Find a, b, c and d of a function $f(x) = ax^4 + bx^3 + cx^2 + dx + 1$, given values f(1), f(2), f(3), ...

Question

I have a (very-likely) 4-grade function, and I know all the values, but I am having problems to find the formula of the function itself.

The number without the x is a one for sure.

The functions points are:

(0  |    1)
(1  |    9)
(2  |   41)
(3  |  129)
(4  |  321)
(5  |  681)
(6  | 1289)

I have been calculated with the following starting-grid:

$$ \begin{cases} a + b + c + d + 1 = 9\\ 16a + 8b + 4c + 2d + 1 = 41\\ 81a + 27b + 9c + 3d + 1 = 129\\ 256a + 64b + 16c + 4d + 1 = 321\\ \end{cases} $$

I came to a = $2\over3$, b = $4\over3$, c = $16\over3$, d = $2\over3$, yet it's another function.

I have over 2 pages of calculations and handwriting only I can read, so my question is: Can I calculate it much faster/ simpler/ cleaner? - Checking through every addition to find one mistake just seems lame.

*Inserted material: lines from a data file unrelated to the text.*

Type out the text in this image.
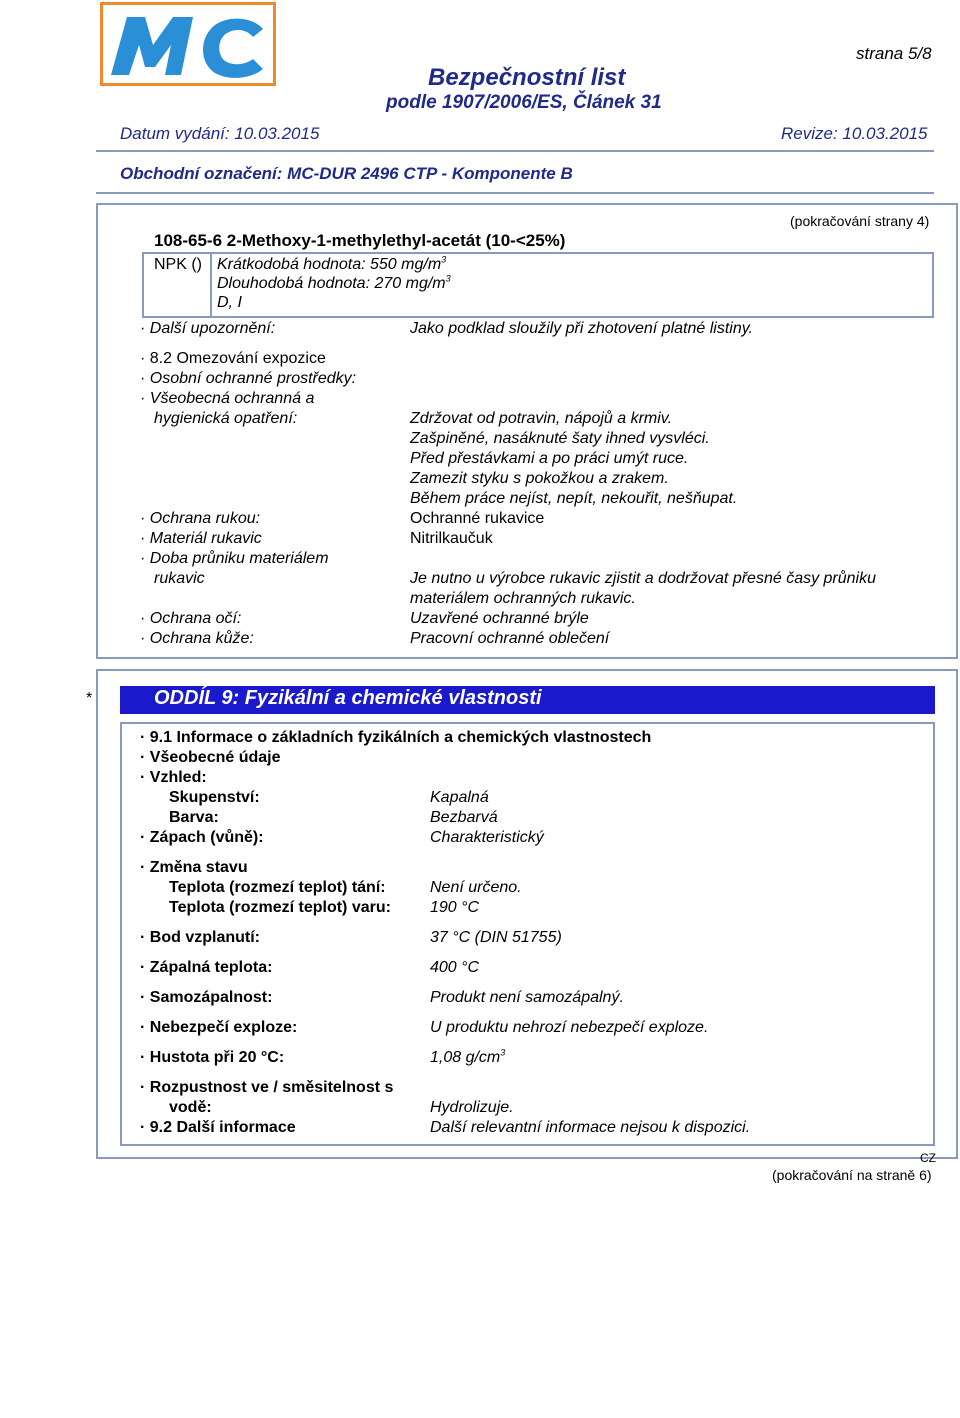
MC
strana 5/8
Bezpečnostní list
podle 1907/2006/ES, Článek 31
Datum vydání: 10.03.2015	Revize: 10.03.2015
Obchodní označení: MC-DUR 2496 CTP - Komponente B
(pokračování strany 4)
108-65-6 2-Methoxy-1-methylethyl-acetát (10-<25%)
NPK () Krátkodobá hodnota: 550 $mg/m^3$
Dlouhodobá hodnota: 270 $mg/m^3$
D, I
· Další upozornění:	Jako podklad sloužily při zhotovení platné listiny.
· 8.2 Omezování expozice
· Osobní ochranné prostředky:
· Všeobecná ochranná a
hygienická opatření:	Zdržovat od potravin, nápojů a krmiv.
Zašpiněné, nasáknuté šaty ihned vysvléci.
Před přestávkami a po práci umýt ruce.
Zamezit styku s pokožkou a zrakem.
Během práce nejíst, nepít, nekouřit, nešňupat.
· Ochrana rukou:	Ochranné rukavice
· Materiál rukavic	Nitrilkaučuk
· Doba průniku materiálem
rukavic	Je nutno u výrobce rukavic zjistit a dodržovat přesné časy průniku
materiálem ochranných rukavic.
· Ochrana očí:	Uzavřené ochranné brýle
· Ochrana kůže:	Pracovní ochranné oblečení
*	ODDÍL 9: Fyzikální a chemické vlastnosti
· 9.1 Informace o základních fyzikálních a chemických vlastnostech
· Všeobecné údaje
· Vzhled:
Skupenství:	Kapalná
Barva:	Bezbarvá
· Zápach (vůně):	Charakteristický
· Změna stavu
Teplota (rozmezí teplot) tání:	Není určeno.
Teplota (rozmezí teplot) varu: 190 °C
· Bod vzplanutí:	37 °C (DIN 51755)
· Zápalná teplota:	400 °C
· Samozápalnost:	Produkt není samozápalný.
· Nebezpečí exploze:	U produktu nehrozí nebezpečí exploze.
· Hustota při 20 °C:	1,08 $g/cm^3$
· Rozpustnost ve / směsitelnost s
vodě:	Hydrolizuje.
· 9.2 Další informace	Další relevantní informace nejsou k dispozici.
CZ
(pokračování na straně 6)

Is there an online (free) calculator for stuff like these?

PS. Be nice to add the tag find-formula :)

Answer 1

In the comment section of the answer I found the interpolating polynomial {{0,1},{1, 9},{2, 41},{3, 129},{4, 321},{5, 681},{6, 1289}} method for wolfram alpha. The solution is

$$2 x^4 + 4 x^3 + 10 x^2 + 8 x + 3 \over 3$$

so a, b, c and d are equivalently $2\over3$, $4\over3$, $10\over3$, $8\over3$

Answer 2

Given $7$ distinct data points , we can use polynomial interpolation in the Lagrange from such that:

$\color{red}{\left(0,1\right)},\color{green}{\left(1,9\right)},\color{pink}{\left(2,41\right)},\color{blue}{\left(3,129\right)},\left(4,321\right),\color{olive}{\left(5,681\right)},\color{orange}{\left(6,1289\right)}$

$$\sum_{j=0}^{6}y_{j}l_{j}\left(x\right)=\sum_{j=0}^{6}y_{j}\prod_{0\le m\le6}^{ }\frac{x-x_{m}}{x_{i}-x_{m}}$$$$=\frac{x-1}{0-1}\frac{x-2}{0-2}\frac{x-3}{0-3}\frac{x-4}{0-4}\frac{x-5}{0-5}\frac{x-6}{0-6}\color{red}{\cdot1}+$$$$\frac{x-0}{1-0}\frac{x-2}{1-2}\frac{x-3}{1-3}\frac{x-4}{1-4}\frac{x-5}{1-5}\frac{x-6}{1-6}\color{green}{\cdot9}+$$$$\frac{x-0}{2-0}\frac{x-1}{2-1}\frac{x-3}{2-3}\frac{x-4}{2-4}\frac{x-5}{2-5}\frac{x-6}{2-6}\color{pink}{\cdot41}+$$$$\frac{x-0}{3-0}\frac{x-1}{3-1}\frac{x-2}{3-2}\frac{x-4}{3-4}\frac{x-5}{3-5}\frac{x-6}{3-6}\color{blue}{\cdot129}+$$$$\frac{x-0}{4-0}\frac{x-1}{4-1}\frac{x-2}{4-2}\frac{x-3}{4-3}\frac{x-5}{4-5}\frac{x-6}{4-6}\cdot321+$$$$\frac{x-0}{5-0}\frac{x-1}{5-1}\frac{x-2}{5-2}\frac{x-3}{5-3}\frac{x-4}{5-4}\frac{x-6}{5-6}\color{olive}{\cdot681}+$$$$\frac{x-0}{6-0}\frac{x-1}{6-1}\frac{x-2}{6-2}\frac{x-3}{6-3}\frac{x-4}{6-4}\frac{x-5}{6-5}\color{orange}{\cdot1289}$$

Another way would be using Horner's method.